Take it from someone who has been there and is STILL there — there is no such thing as a correct timetable.
Take it from someone who has been there and is STILL there — there is no such thing as a correct timetable.
Believe me. I get it. People who don't have this exact type of shame don't get it but I have it, too, and I understand. You haven't done XYZ by a certain age and so you feel like a complete failure, like there's something wrong with you and like you'll never catch up.
But you're doing FINE. You're doing WELL. I know how it feels when it seems like you're behind your peers but the truth is, no matter how hard or how big or how bad it seems to you now, it won't forever. It gets easier. It gets lighter. It starts to make sense!
When you have your first kiss or your first relationship doesn't matter. Not in the grand scheme of things. It won't affect how happy you'll be in that relationship or how that person will treat you or if that relationship lasts. It's just a thing, a random detail.

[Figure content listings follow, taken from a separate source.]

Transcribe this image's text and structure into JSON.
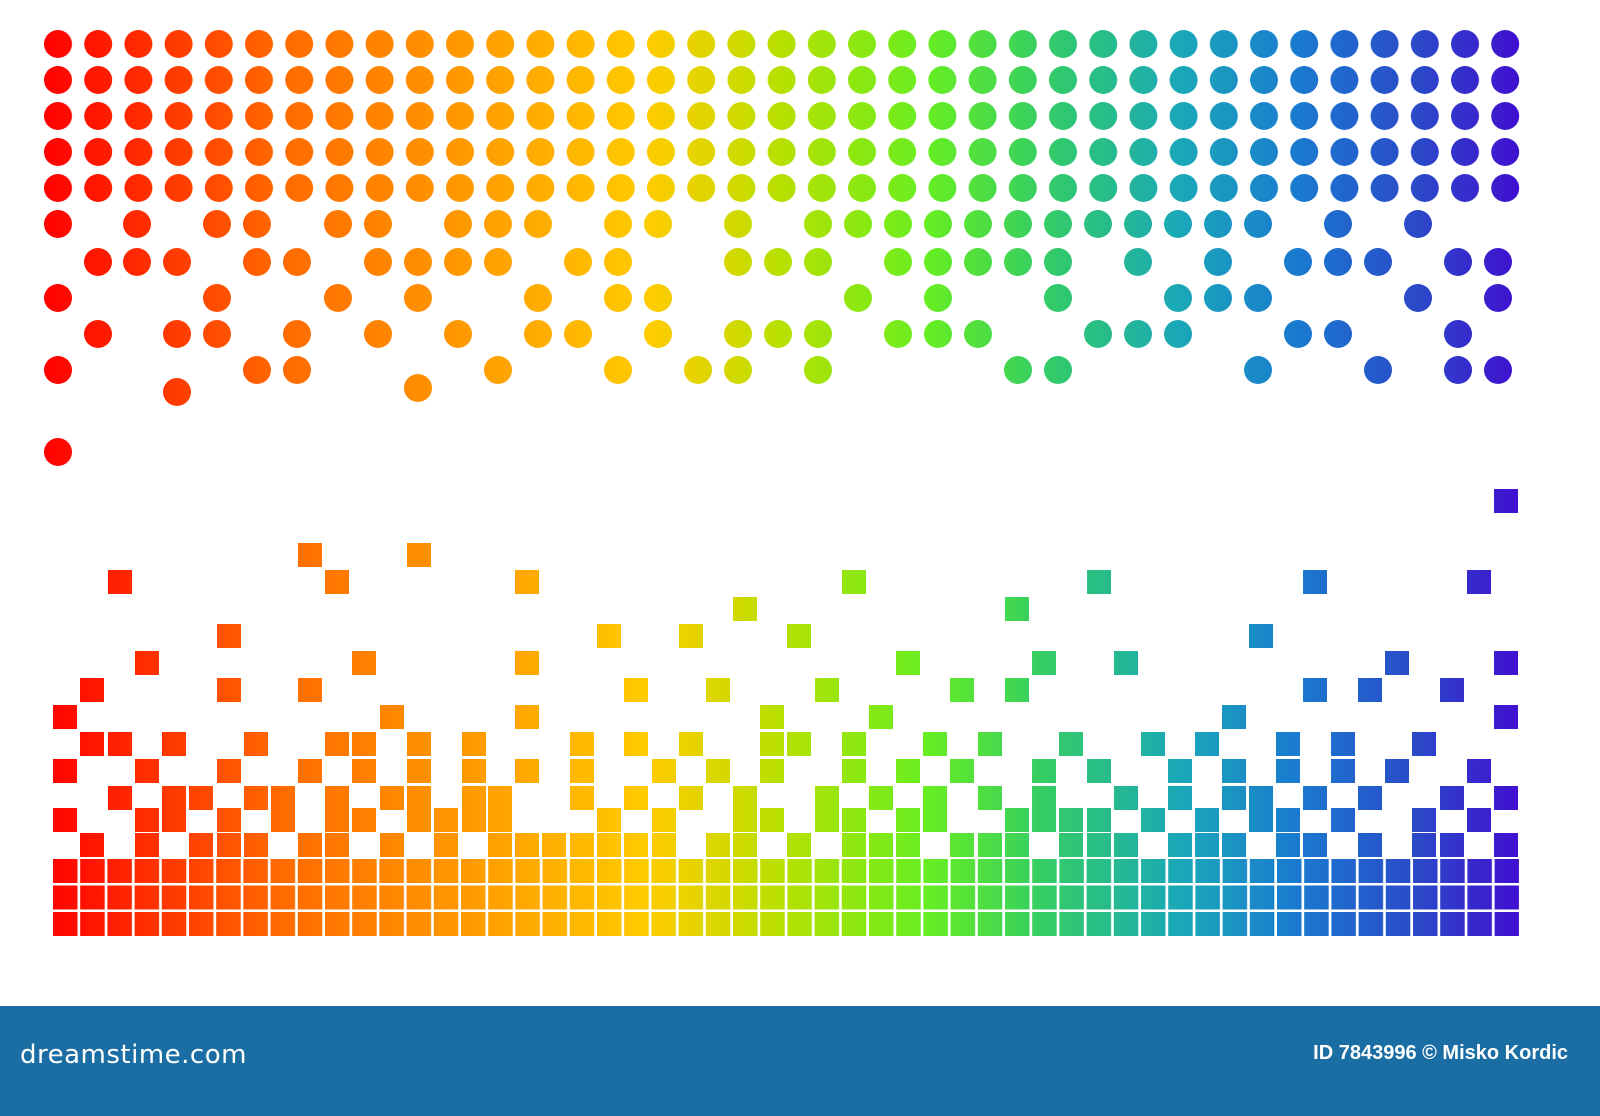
{
  "footer": {
    "logo": "dreamstime.com",
    "credit": "ID 7843996 © Misko Kordic"
  }
}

It isn't important. Being "late" to reach a milestone doesn't make you bad. It doesn't make you a loser or a late bloomer or ANYTHING remotely negative. It isn't important. It doesn't define you and it won't negatively impact your future. I promise.

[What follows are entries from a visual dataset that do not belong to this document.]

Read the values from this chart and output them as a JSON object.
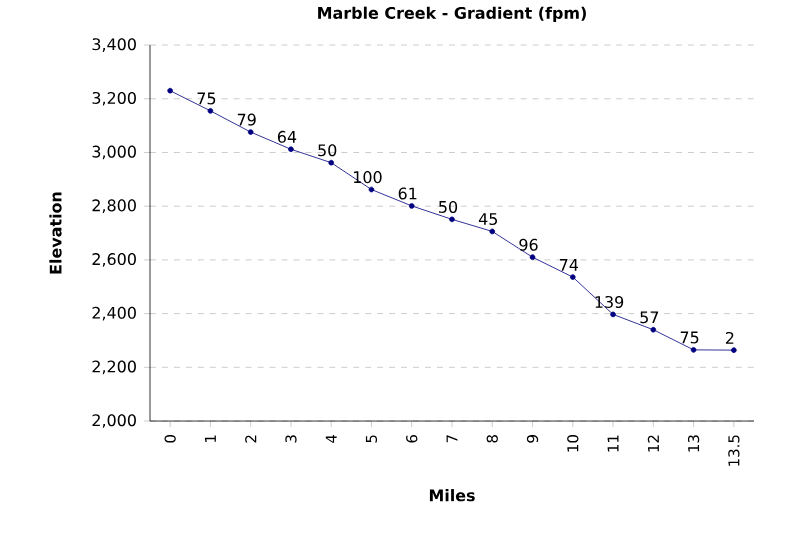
{
  "chart_data": {
    "type": "line",
    "title": "Marble Creek - Gradient (fpm)",
    "xlabel": "Miles",
    "ylabel": "Elevation",
    "categories": [
      "0",
      "1",
      "2",
      "3",
      "4",
      "5",
      "6",
      "7",
      "8",
      "9",
      "10",
      "11",
      "12",
      "13",
      "13.5"
    ],
    "values": [
      3230,
      3155,
      3076,
      3012,
      2962,
      2862,
      2801,
      2751,
      2706,
      2610,
      2536,
      2397,
      2340,
      2265,
      2264
    ],
    "annotations": [
      {
        "text": "75",
        "x": "1",
        "y": 3155
      },
      {
        "text": "79",
        "x": "2",
        "y": 3076
      },
      {
        "text": "64",
        "x": "3",
        "y": 3012
      },
      {
        "text": "50",
        "x": "4",
        "y": 2962
      },
      {
        "text": "100",
        "x": "5",
        "y": 2862
      },
      {
        "text": "61",
        "x": "6",
        "y": 2801
      },
      {
        "text": "50",
        "x": "7",
        "y": 2751
      },
      {
        "text": "45",
        "x": "8",
        "y": 2706
      },
      {
        "text": "96",
        "x": "9",
        "y": 2610
      },
      {
        "text": "74",
        "x": "10",
        "y": 2536
      },
      {
        "text": "139",
        "x": "11",
        "y": 2397
      },
      {
        "text": "57",
        "x": "12",
        "y": 2340
      },
      {
        "text": "75",
        "x": "13",
        "y": 2265
      },
      {
        "text": "2",
        "x": "13.5",
        "y": 2264
      }
    ],
    "color": "#000080",
    "marker": "circle",
    "grid": "y",
    "ylim": [
      2000,
      3400
    ],
    "yticks": [
      {
        "value": 2000,
        "label": "2,000"
      },
      {
        "value": 2200,
        "label": "2,200"
      },
      {
        "value": 2400,
        "label": "2,400"
      },
      {
        "value": 2600,
        "label": "2,600"
      },
      {
        "value": 2800,
        "label": "2,800"
      },
      {
        "value": 3000,
        "label": "3,000"
      },
      {
        "value": 3200,
        "label": "3,200"
      },
      {
        "value": 3400,
        "label": "3,400"
      }
    ]
  }
}
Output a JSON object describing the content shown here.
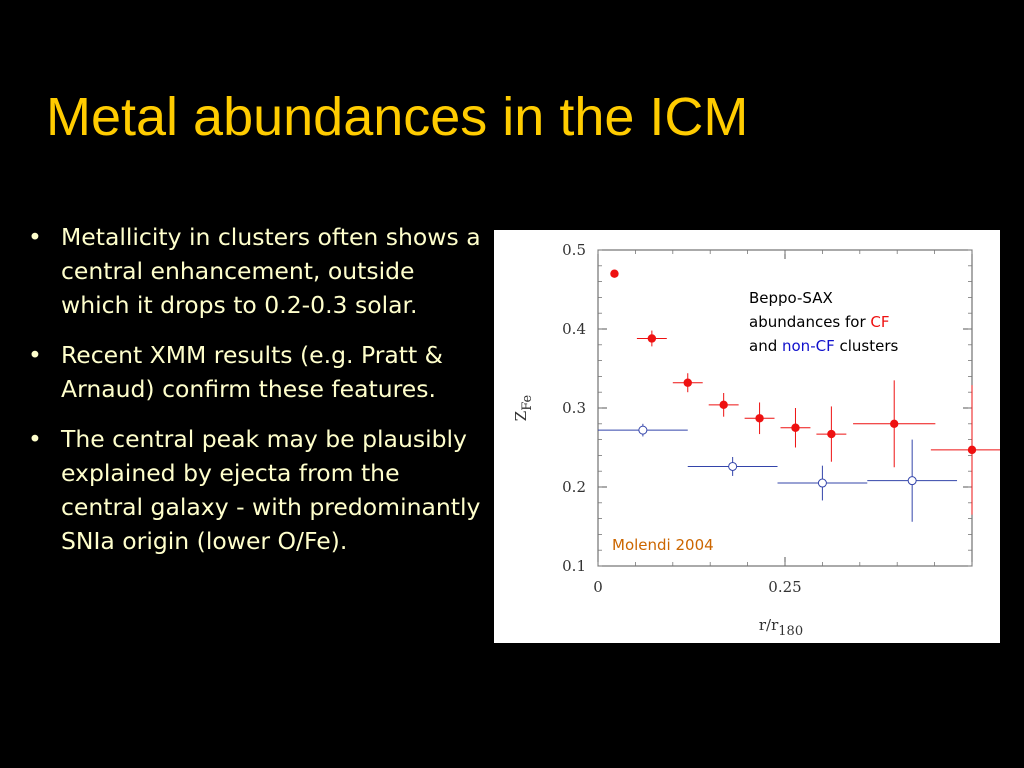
{
  "slide": {
    "title": "Metal abundances in the ICM",
    "bullets": [
      "Metallicity in clusters often shows a central enhancement, outside which it drops to 0.2-0.3 solar.",
      "Recent XMM results (e.g. Pratt & Arnaud) confirm these features.",
      "The central peak may be plausibly explained by ejecta from the central galaxy - with predominantly SNIa origin (lower O/Fe)."
    ],
    "bullet_symbol": "•"
  },
  "annotation": {
    "line1": "Beppo-SAX",
    "line2_prefix": "abundances for ",
    "cf": "CF",
    "line3_prefix": "and ",
    "noncf": "non-CF",
    "line3_suffix": " clusters"
  },
  "credit": "Molendi 2004",
  "colors": {
    "title": "#ffcc00",
    "text": "#ffffcc",
    "cf": "#ee1111",
    "noncf": "#1111cc",
    "credit": "#cc6600"
  },
  "chart_data": {
    "type": "scatter",
    "xlabel": "r/r",
    "xlabel_sub": "180",
    "ylabel": "Z",
    "ylabel_sub": "Fe",
    "xlim": [
      0,
      0.5
    ],
    "ylim": [
      0.1,
      0.5
    ],
    "xticks": [
      0,
      0.25
    ],
    "xtick_labels": [
      "0",
      "0.25"
    ],
    "yticks": [
      0.1,
      0.2,
      0.3,
      0.4,
      0.5
    ],
    "ytick_labels": [
      "0.1",
      "0.2",
      "0.3",
      "0.4",
      "0.5"
    ],
    "series": [
      {
        "name": "CF",
        "marker": "filled-circle",
        "color": "#ee1111",
        "points": [
          {
            "x": 0.022,
            "y": 0.47,
            "xerr": 0.0,
            "yerr": 0.0
          },
          {
            "x": 0.072,
            "y": 0.388,
            "xerr": 0.02,
            "yerr": 0.01
          },
          {
            "x": 0.12,
            "y": 0.332,
            "xerr": 0.02,
            "yerr": 0.012
          },
          {
            "x": 0.168,
            "y": 0.304,
            "xerr": 0.02,
            "yerr": 0.015
          },
          {
            "x": 0.216,
            "y": 0.287,
            "xerr": 0.02,
            "yerr": 0.02
          },
          {
            "x": 0.264,
            "y": 0.275,
            "xerr": 0.02,
            "yerr": 0.025
          },
          {
            "x": 0.312,
            "y": 0.267,
            "xerr": 0.02,
            "yerr": 0.035
          },
          {
            "x": 0.396,
            "y": 0.28,
            "xerr": 0.055,
            "yerr": 0.055
          },
          {
            "x": 0.5,
            "y": 0.247,
            "xerr": 0.055,
            "yerr": 0.082
          }
        ]
      },
      {
        "name": "non-CF",
        "marker": "open-circle",
        "color": "#3344aa",
        "points": [
          {
            "x": 0.06,
            "y": 0.272,
            "xerr": 0.06,
            "yerr": 0.008
          },
          {
            "x": 0.18,
            "y": 0.226,
            "xerr": 0.06,
            "yerr": 0.012
          },
          {
            "x": 0.3,
            "y": 0.205,
            "xerr": 0.06,
            "yerr": 0.022
          },
          {
            "x": 0.42,
            "y": 0.208,
            "xerr": 0.06,
            "yerr": 0.052
          }
        ]
      }
    ]
  }
}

Believe me, kids. I get it. I'm 25 and I look back and I see the milestones I "missed" or the things I didn't do "on-time" and I feel that pain and that shame and if I can use my experiences to stop ONE OF YOU AMAZING KIDS from feeling what I've felt, it was all worth it.
You're not a bad person for not having your first kiss by a certain grade or having sex by a certain age and if you nip those thoughts not and give yourself permission to be you and go at your own pace, you'll save yourself a lot of heartache.

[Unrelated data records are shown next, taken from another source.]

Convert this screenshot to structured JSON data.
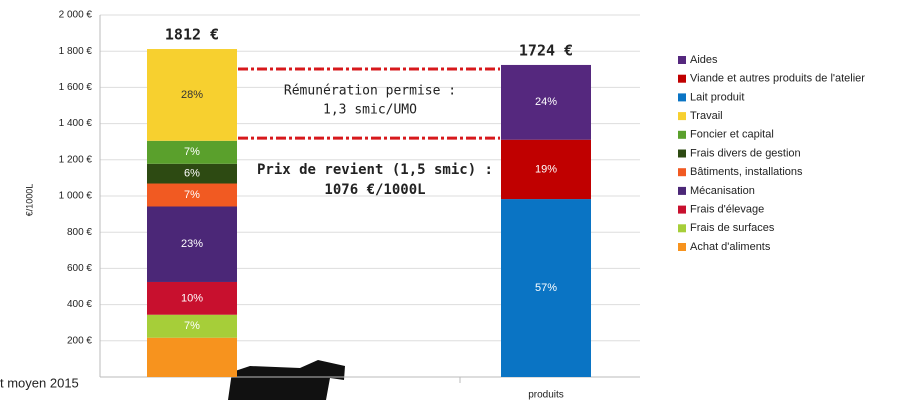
{
  "chart_data": {
    "type": "stacked_bar",
    "y_label": "€/1000L",
    "categories": [
      null,
      "produits"
    ],
    "ylim": [
      0,
      2000
    ],
    "yticks": [
      {
        "value": 200,
        "label": "200 €"
      },
      {
        "value": 400,
        "label": "400 €"
      },
      {
        "value": 600,
        "label": "600 €"
      },
      {
        "value": 800,
        "label": "800 €"
      },
      {
        "value": 1000,
        "label": "1 000 €"
      },
      {
        "value": 1200,
        "label": "1 200 €"
      },
      {
        "value": 1400,
        "label": "1 400 €"
      },
      {
        "value": 1600,
        "label": "1 600 €"
      },
      {
        "value": 1800,
        "label": "1 800 €"
      },
      {
        "value": 2000,
        "label": "2 000 €"
      }
    ],
    "grid": true,
    "series": [
      {
        "name": "Achat d'aliments",
        "color": "#f7931e",
        "values": [
          217,
          null
        ],
        "value_labels": [
          null,
          null
        ]
      },
      {
        "name": "Frais de surfaces",
        "color": "#a6ce39",
        "values": [
          127,
          null
        ],
        "value_labels": [
          "7%",
          null
        ]
      },
      {
        "name": "Frais d'élevage",
        "color": "#c8102e",
        "values": [
          181,
          null
        ],
        "value_labels": [
          "10%",
          null
        ]
      },
      {
        "name": "Mécanisation",
        "color": "#4b2777",
        "values": [
          417,
          null
        ],
        "value_labels": [
          "23%",
          null
        ]
      },
      {
        "name": "Bâtiments, installations",
        "color": "#f15a22",
        "values": [
          127,
          null
        ],
        "value_labels": [
          "7%",
          null
        ]
      },
      {
        "name": "Frais divers de gestion",
        "color": "#2d4a12",
        "values": [
          109,
          null
        ],
        "value_labels": [
          "6%",
          null
        ]
      },
      {
        "name": "Foncier et capital",
        "color": "#5aa02c",
        "values": [
          127,
          null
        ],
        "value_labels": [
          "7%",
          null
        ]
      },
      {
        "name": "Travail",
        "color": "#f7d02f",
        "values": [
          507,
          null
        ],
        "value_labels": [
          "28%",
          null
        ]
      },
      {
        "name": "Lait produit",
        "color": "#0a74c4",
        "values": [
          null,
          983
        ],
        "value_labels": [
          null,
          "57%"
        ]
      },
      {
        "name": "Viande et autres produits de l'atelier",
        "color": "#c00000",
        "values": [
          null,
          328
        ],
        "value_labels": [
          null,
          "19%"
        ]
      },
      {
        "name": "Aides",
        "color": "#55287e",
        "values": [
          null,
          413
        ],
        "value_labels": [
          null,
          "24%"
        ]
      }
    ],
    "totals": [
      1812,
      1724
    ],
    "total_labels": [
      "1812 €",
      "1724 €"
    ],
    "reference_lines": [
      1812,
      1320
    ],
    "reference_color": "#d7191c",
    "annotations": [
      "Rémunération permise :",
      "1,3 smic/UMO",
      "Prix de revient (1,5 smic) :",
      "1076 €/1000L"
    ],
    "footer_text": "t moyen 2015"
  }
}
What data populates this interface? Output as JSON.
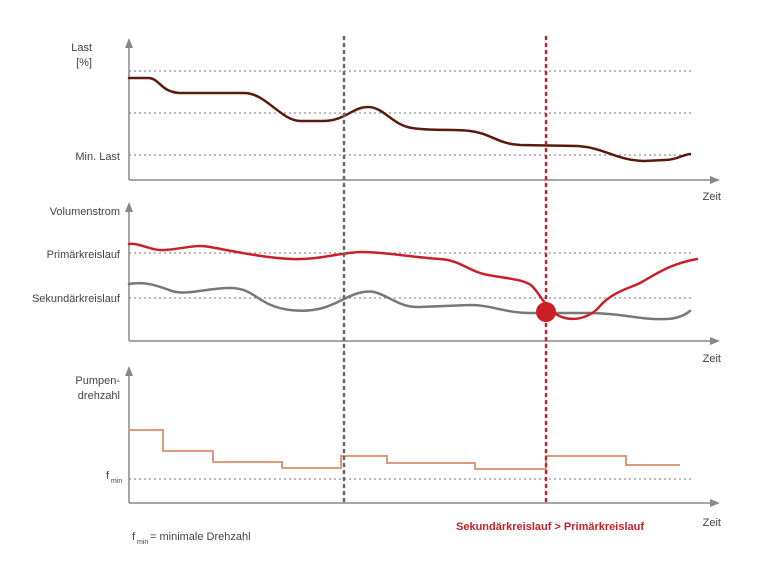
{
  "colors": {
    "axis": "#888888",
    "gridline": "#777777",
    "load_curve": "#5a1a0c",
    "primary_flow": "#c8202a",
    "secondary_flow": "#777777",
    "pump_speed": "#e0997a",
    "highlight_marker": "#cc1f26",
    "divider_gray": "#666666",
    "divider_red": "#c8202a"
  },
  "panel_load": {
    "axis_label_line1": "Last",
    "axis_label_line2": "[%]",
    "level_label": "Min. Last",
    "x_label": "Zeit"
  },
  "panel_flow": {
    "axis_label": "Volumenstrom",
    "primary_label": "Primärkreislauf",
    "secondary_label": "Sekundärkreislauf",
    "x_label": "Zeit"
  },
  "panel_pump": {
    "axis_label_line1": "Pumpen-",
    "axis_label_line2": "drehzahl",
    "fmin_main": "f",
    "fmin_sub": "min",
    "x_label": "Zeit"
  },
  "annotation": "Sekundärkreislauf > Primärkreislauf",
  "footnote": {
    "symbol": "f",
    "subscript": "min",
    "text": "= minimale Drehzahl"
  },
  "icons": {
    "axis_arrow": "triangle-arrow-icon",
    "crossing_marker": "filled-circle-icon"
  }
}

You don't deserve to feel bad about yourself because you haven't done certain things based on when other people you know did them. You don't know their story. They could be lying to save face or maybe they regret doing what they did when they did it. That's THEIR story.
But you're in charge of yours and you need to treat your young self kindly so that things aren't so hard 10 years from now. Tell yourself that you're doing great, that you're a good person and you're going to be fine and please don't stress yourself about these milestones.
You're not running out of time, you're not doing something the wrong way, you're not doing a bad job. You're amazing and I love you and I'm here for you if you're ever stressed about this shit and need to talk to someone who gets it.
People would tell me this shit all the time but it was the ones who I thought had hit all of their milestones PERFECTLY and it would just make me feel 100x worse, like some "normal" person was taking pity on some loser like me. But I do get it and I'm here 24/7.
As sure as I was at ages 15 and 16 and 17 that I was broken and wrong and hopeless, I am currently in a happy and healthy relationship of 2 and a half years with a woman who was my very first girlfriend. These milestones DON'T impact the big picture.
I had spent so many years hating myself for being "late" to everything and convincing myself that I'd never be "normal" and that I'd always just be weird and wrong that it STILL sticks with me. It is still something I struggle with every single day and I don't want that for you.
Get in the habit of being kind and forgiving towards yourself NOW while you're young. Form these healthy, gentle inner monolgues that allow you to just be YOU in your own time and don't tear you down before you even have a chance to grow. You deserve patience and support!
I didn't have anyone who helped me back then. I had no one to teach me these things. I suffered so much for so long and now I just want to prevent kids like me from feeling undue pain. You don't deserve it and you're doing great. Take your time!